Der Bescheid vom 15. September 2005 in der Gestalt des Widerspruchbescheides vom 8. Dezember 2005 in der Fassung der Bescheide vom 27. März 2008 und vom 9. April 2008 wird geändert und der Beklagte wird verurteilt, den Klägern über die bereits für Kosten der Unterkunft und Heizung bewilligten Leistungen hinaus weitere Leistungen für Unterkunft und Heizung wie folgt zu gewähren:
- für Oktober 2005 in Höhe von 187,89 Euro,
- für November 2005 in Höhe von 40,39 Euro,
- für Dezember 2005 in Höhe von 40,39 Euro,
- für Januar 2006 in Höhe von 90,39 Euro,
- für Februar 2006 in Höhe von 28,39 Euro,
- für März 2006 in Höhe von 28,39 Euro.
Im Übrigen wird die Berufung zurückgewiesen und werden die Klagen gegen die Bescheide vom 27. März 2008 und vom 9. April 2008 abgewiesen.
Der Beklagte hat den Klägern deren außergerichtliche Kosten für den gesamten Rechtsstreit im Umfang von einem Drittel zu erstatten.
Die Revision wird nicht zugelassen.
Tatbestand
Streitig sind Kosten der Unterkunft und Heizung (KdU).
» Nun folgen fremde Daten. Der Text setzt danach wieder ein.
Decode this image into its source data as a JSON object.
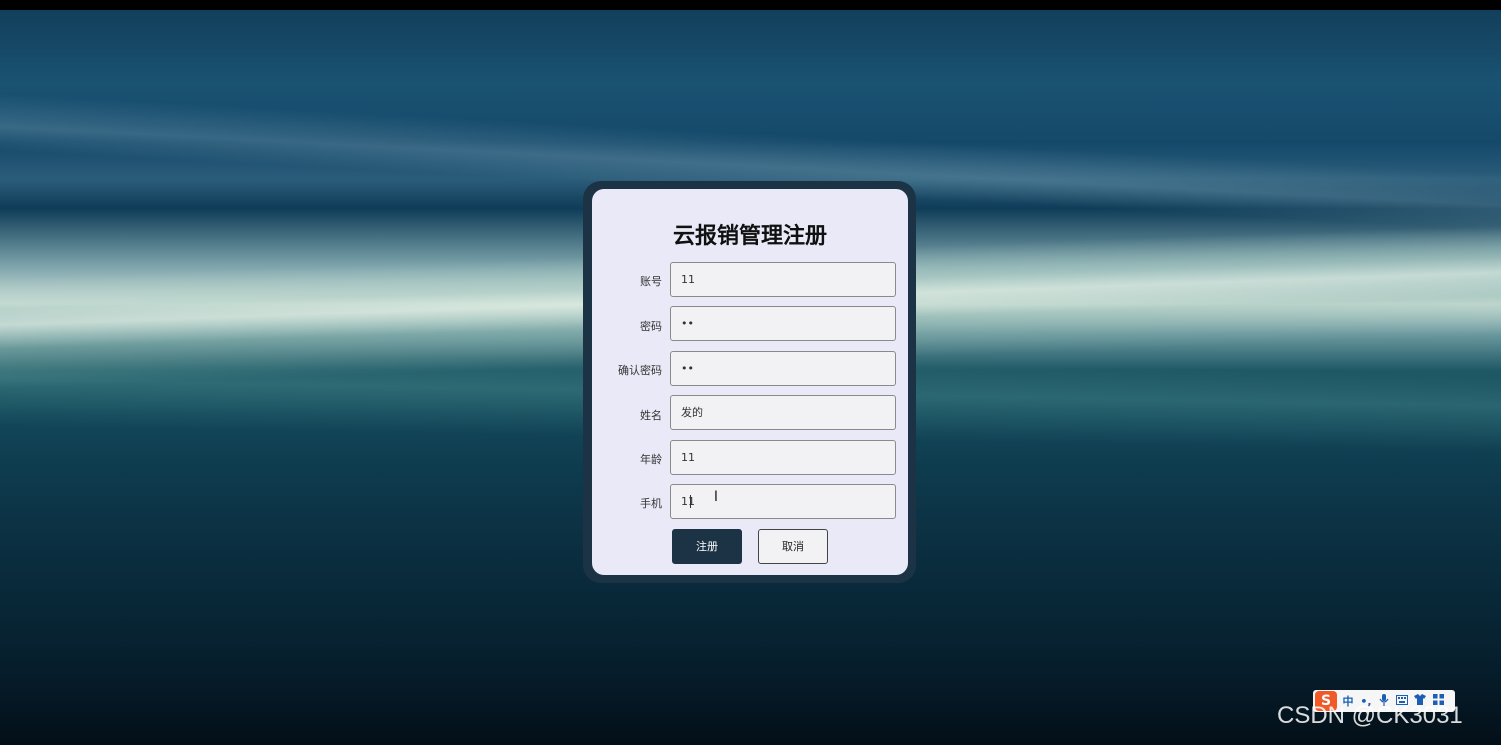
{
  "form": {
    "title": "云报销管理注册",
    "fields": [
      {
        "label": "账号",
        "value": "11"
      },
      {
        "label": "密码",
        "value": "••"
      },
      {
        "label": "确认密码",
        "value": "••"
      },
      {
        "label": "姓名",
        "value": "发的"
      },
      {
        "label": "年龄",
        "value": "11"
      },
      {
        "label": "手机",
        "value": "11"
      }
    ],
    "register_label": "注册",
    "cancel_label": "取消"
  },
  "ime": {
    "logo": "S",
    "mode": "中",
    "punct": "•,"
  },
  "watermark": "CSDN @CK3031",
  "colors": {
    "card_bg": "#e9e9f7",
    "frame": "#1c3346",
    "primary_button": "#1c3346"
  }
}
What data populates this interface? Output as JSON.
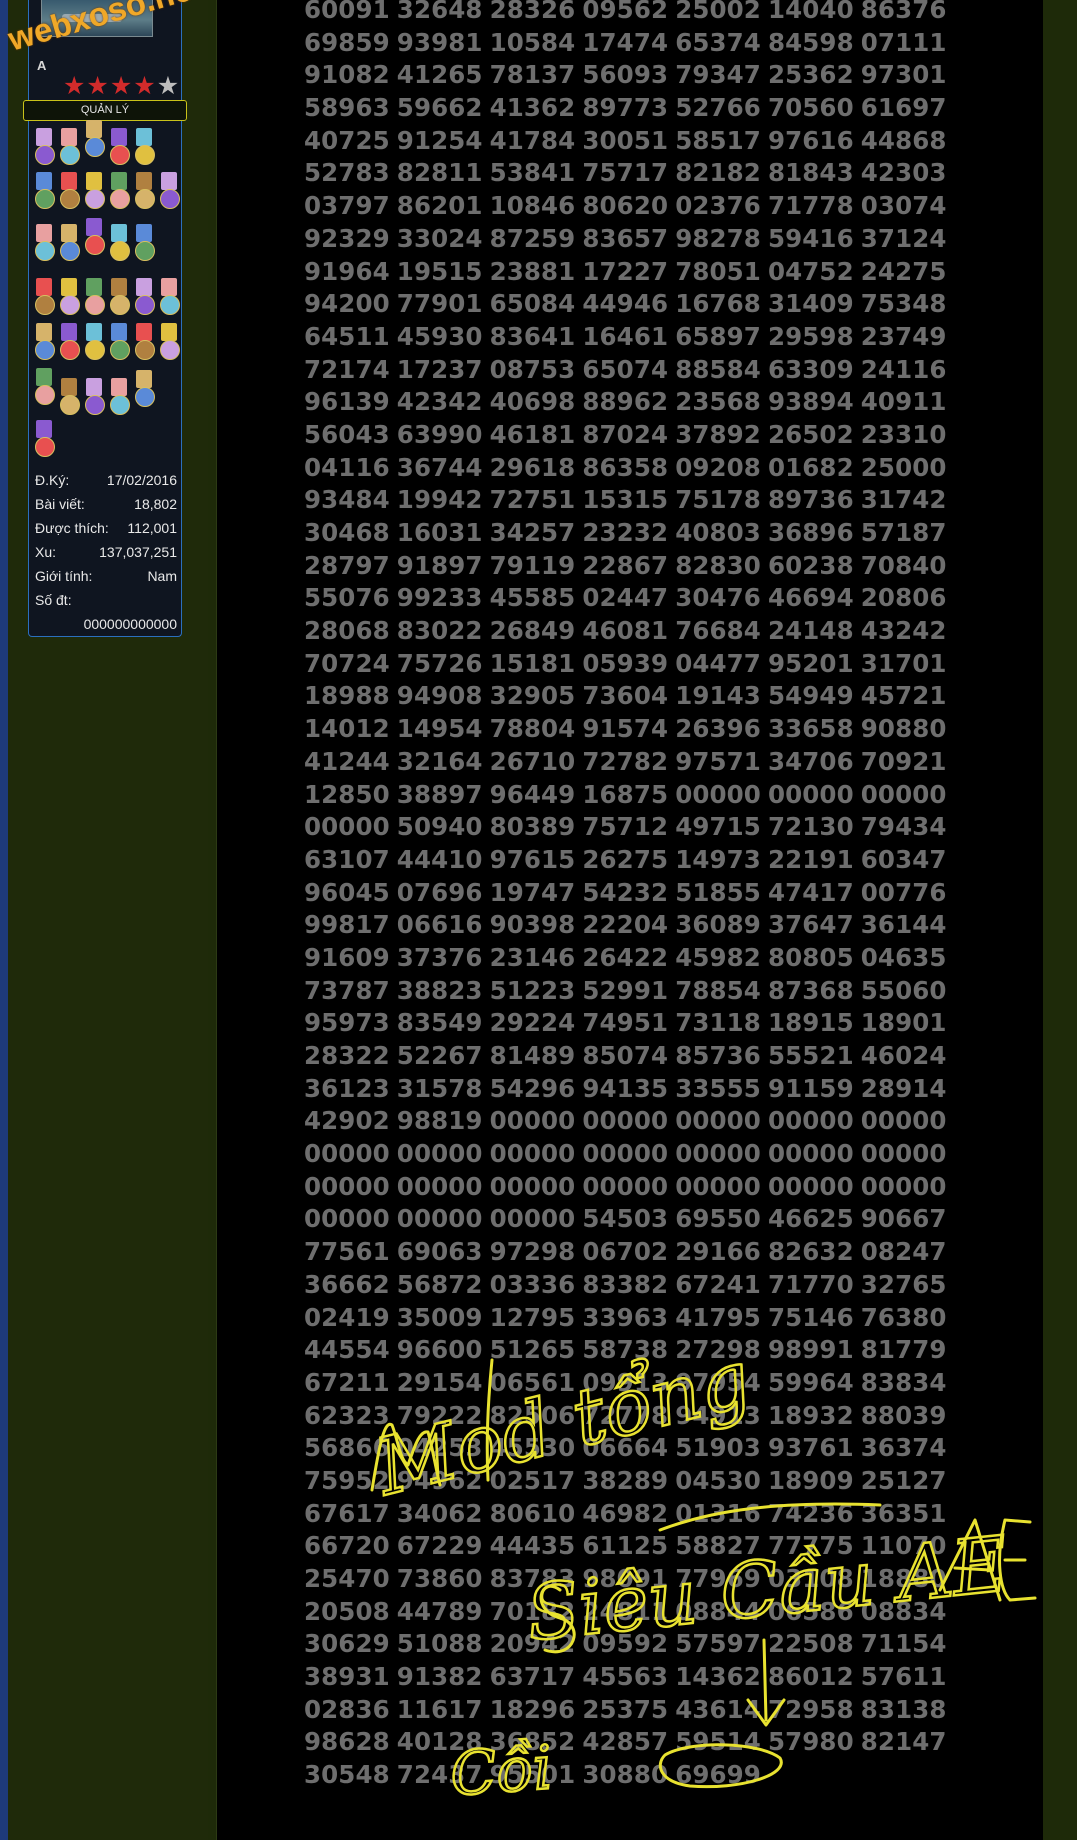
{
  "watermark": "webxoso.net  web",
  "user": {
    "name": "A",
    "stars_filled": 4,
    "stars_total": 5,
    "role": "QUẢN LÝ",
    "info": [
      {
        "label": "Đ.Ký:",
        "value": "17/02/2016"
      },
      {
        "label": "Bài viết:",
        "value": "18,802"
      },
      {
        "label": "Được thích:",
        "value": "112,001"
      },
      {
        "label": "Xu:",
        "value": "137,037,251"
      },
      {
        "label": "Giới tính:",
        "value": "Nam"
      },
      {
        "label": "Số đt:",
        "value": ""
      }
    ],
    "phone": "000000000000",
    "medal_palette": [
      "#c9a0e0",
      "#e8a0a0",
      "#d6b36a",
      "#8a5ad0",
      "#6cc0d8",
      "#5a8ad8",
      "#e85050",
      "#e0c040",
      "#60a060",
      "#b08040"
    ]
  },
  "number_rows": [
    [
      "60091",
      "32648",
      "28326",
      "09562",
      "25002",
      "14040",
      "86376"
    ],
    [
      "69859",
      "93981",
      "10584",
      "17474",
      "65374",
      "84598",
      "07111"
    ],
    [
      "91082",
      "41265",
      "78137",
      "56093",
      "79347",
      "25362",
      "97301"
    ],
    [
      "58963",
      "59662",
      "41362",
      "89773",
      "52766",
      "70560",
      "61697"
    ],
    [
      "40725",
      "91254",
      "41784",
      "30051",
      "58517",
      "97616",
      "44868"
    ],
    [
      "52783",
      "82811",
      "53841",
      "75717",
      "82182",
      "81843",
      "42303"
    ],
    [
      "03797",
      "86201",
      "10846",
      "80620",
      "02376",
      "71778",
      "03074"
    ],
    [
      "92329",
      "33024",
      "87259",
      "83657",
      "98278",
      "59416",
      "37124"
    ],
    [
      "91964",
      "19515",
      "23881",
      "17227",
      "78051",
      "04752",
      "24275"
    ],
    [
      "94200",
      "77901",
      "65084",
      "44946",
      "16768",
      "31409",
      "75348"
    ],
    [
      "64511",
      "45930",
      "83641",
      "16461",
      "65897",
      "29598",
      "23749"
    ],
    [
      "72174",
      "17237",
      "08753",
      "65074",
      "88584",
      "63309",
      "24116"
    ],
    [
      "96139",
      "42342",
      "40698",
      "88962",
      "23568",
      "93894",
      "40911"
    ],
    [
      "56043",
      "63990",
      "46181",
      "87024",
      "37892",
      "26502",
      "23310"
    ],
    [
      "04116",
      "36744",
      "29618",
      "86358",
      "09208",
      "01682",
      "25000"
    ],
    [
      "93484",
      "19942",
      "72751",
      "15315",
      "75178",
      "89736",
      "31742"
    ],
    [
      "30468",
      "16031",
      "34257",
      "23232",
      "40803",
      "36896",
      "57187"
    ],
    [
      "28797",
      "91897",
      "79119",
      "22867",
      "82830",
      "60238",
      "70840"
    ],
    [
      "55076",
      "99233",
      "45585",
      "02447",
      "30476",
      "46694",
      "20806"
    ],
    [
      "28068",
      "83022",
      "26849",
      "46081",
      "76684",
      "24148",
      "43242"
    ],
    [
      "70724",
      "75726",
      "15181",
      "05939",
      "04477",
      "95201",
      "31701"
    ],
    [
      "18988",
      "94908",
      "32905",
      "73604",
      "19143",
      "54949",
      "45721"
    ],
    [
      "14012",
      "14954",
      "78804",
      "91574",
      "26396",
      "33658",
      "90880"
    ],
    [
      "41244",
      "32164",
      "26710",
      "72782",
      "97571",
      "34706",
      "70921"
    ],
    [
      "12850",
      "38897",
      "96449",
      "16875",
      "00000",
      "00000",
      "00000"
    ],
    [
      "00000",
      "50940",
      "80389",
      "75712",
      "49715",
      "72130",
      "79434"
    ],
    [
      "63107",
      "44410",
      "97615",
      "26275",
      "14973",
      "22191",
      "60347"
    ],
    [
      "96045",
      "07696",
      "19747",
      "54232",
      "51855",
      "47417",
      "00776"
    ],
    [
      "99817",
      "06616",
      "90398",
      "22204",
      "36089",
      "37647",
      "36144"
    ],
    [
      "91609",
      "37376",
      "23146",
      "26422",
      "45982",
      "80805",
      "04635"
    ],
    [
      "73787",
      "38823",
      "51223",
      "52991",
      "78854",
      "87368",
      "55060"
    ],
    [
      "95973",
      "83549",
      "29224",
      "74951",
      "73118",
      "18915",
      "18901"
    ],
    [
      "28322",
      "52267",
      "81489",
      "85074",
      "85736",
      "55521",
      "46024"
    ],
    [
      "36123",
      "31578",
      "54296",
      "94135",
      "33555",
      "91159",
      "28914"
    ],
    [
      "42902",
      "98819",
      "00000",
      "00000",
      "00000",
      "00000",
      "00000"
    ],
    [
      "00000",
      "00000",
      "00000",
      "00000",
      "00000",
      "00000",
      "00000"
    ],
    [
      "00000",
      "00000",
      "00000",
      "00000",
      "00000",
      "00000",
      "00000"
    ],
    [
      "00000",
      "00000",
      "00000",
      "54503",
      "69550",
      "46625",
      "90667"
    ],
    [
      "77561",
      "69063",
      "97298",
      "06702",
      "29166",
      "82632",
      "08247"
    ],
    [
      "36662",
      "56872",
      "03336",
      "83382",
      "67241",
      "71770",
      "32765"
    ],
    [
      "02419",
      "35009",
      "12795",
      "33963",
      "41795",
      "75146",
      "76380"
    ],
    [
      "44554",
      "96600",
      "51265",
      "58738",
      "27298",
      "98991",
      "81779"
    ],
    [
      "67211",
      "29154",
      "06561",
      "09913",
      "97954",
      "59964",
      "83834"
    ],
    [
      "62323",
      "79222",
      "82506",
      "72778",
      "94913",
      "18932",
      "88039"
    ],
    [
      "56866",
      "04253",
      "45530",
      "06664",
      "51903",
      "93761",
      "36374"
    ],
    [
      "75952",
      "94962",
      "02517",
      "38289",
      "04530",
      "18909",
      "25127"
    ],
    [
      "67617",
      "34062",
      "80610",
      "46982",
      "01316",
      "74236",
      "36351"
    ],
    [
      "66720",
      "67229",
      "44435",
      "61125",
      "58827",
      "77775",
      "11070"
    ],
    [
      "25470",
      "73860",
      "83783",
      "98091",
      "77969",
      "03108",
      "18880"
    ],
    [
      "20508",
      "44789",
      "70182",
      "24811",
      "08844",
      "06586",
      "08834"
    ],
    [
      "30629",
      "51088",
      "20942",
      "09592",
      "57597",
      "22508",
      "71154"
    ],
    [
      "38931",
      "91382",
      "63717",
      "45563",
      "14362",
      "86012",
      "57611"
    ],
    [
      "02836",
      "11617",
      "18296",
      "25375",
      "43614",
      "72958",
      "83138"
    ],
    [
      "98628",
      "40128",
      "36852",
      "42857",
      "59514",
      "57980",
      "82147"
    ],
    [
      "30548",
      "72437",
      "95501",
      "30880",
      "69699"
    ]
  ],
  "annotation": {
    "line1": "Mod tổng",
    "line2": "Siêu Cầu AE",
    "line3": "Cồi"
  }
}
Die Kläger, der alleinerziehende 1964 geborene Kläger zu 1. sowie seine Kinder, die zwischen 1988 und 1996 geborenen Kläger zu 2. bis 4., bezogen von dem Beklagten seit dem 1. Januar 2005 Leistungen nach dem Zweiten Buch Sozialgesetzbuch (SGB II). Sie bewohnten seit dem 1. August 2004 in N eine seit 1994 bezugsfähige rund 114 m² große Fünf-Zimmer-Doppelhaushälfte zu einer monatlichen Kaltmiete von 570,- Euro. Der monatliche Betriebskostenvorschuss belief sich auf 50,- Euro, der monatliche Vorschuss für Heizkosten (Gas) auf 100,- Euro. Daneben zahlten die Kläger einen monatlichen Abschlag für Wasser in Höhe von 20,- Euro, Abwasser in Höhe von 30,- Euro sowie für Strom in Höhe von 50,- Euro. Im Januar 2006 zahlten die Kläger für Wasser und Abwasser keinen Abschlag, ab Februar 2006 betrug der monatliche Abschlag insoweit insgesamt 62,- Euro. Der Beklagte bewilligte den Klägern zunächst KdU in Höhe von monatlich 655,- Euro.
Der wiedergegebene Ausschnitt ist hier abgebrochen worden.